What’s known for sure is that the Packers play the Baltimore Ravens in Week 2 of the preseason. That date, Aug. 15, is the 58th birthday of Rouse’s grandmother, Jacklyn Rouse, the woman his mother credits with instilling the discipline that set her son on his path.

“I’m extremely proud,” Shamika Rouse said. “It’s just so surreal. He’s worked hard, and he’s been so dedicated ever since he was a small child.”

“We’re just so grateful for him to be in this position,” she added, “coming from our background, where we didn’t really have much. But he stayed persistent and stayed dedicated and to his education as well.”

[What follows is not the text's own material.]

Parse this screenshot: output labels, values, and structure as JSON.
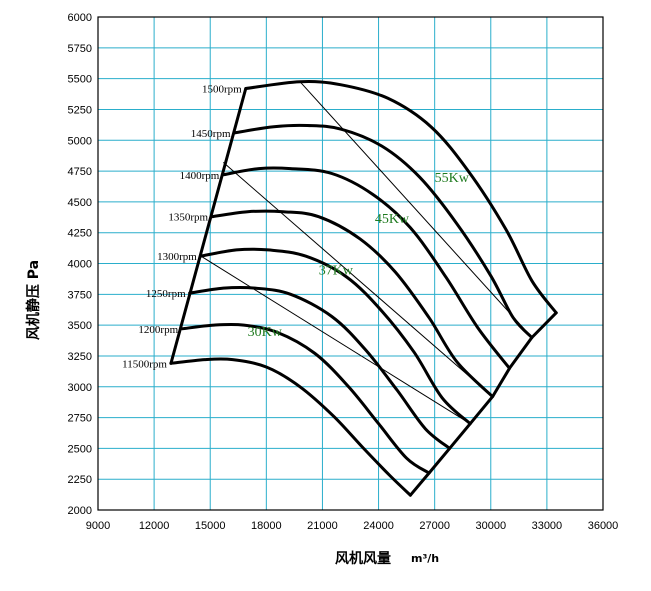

She said he has come a long way from the young boy who once gave her a birthday card containing a single dollar and words promising that, “One day there will be a lot more of these.”

“Yes,” she said proudly, “I still have my dollar.”

Dollars and zip codes may change his future, but it seems the shadow of the 10-year-old friend he lost will remain by Rouse’s side.

He doesn’t have children of his own yet, but when asked how he would describe what life was like in Philly if he does, Rouse answered quickly.

“More than anything,” he said, “I would just tell them to cherish your friends. Growing up, I lost my first friend when I was 9 years old. So the friends you make in the long run, keep them close because they might be the only memories you have from your past.”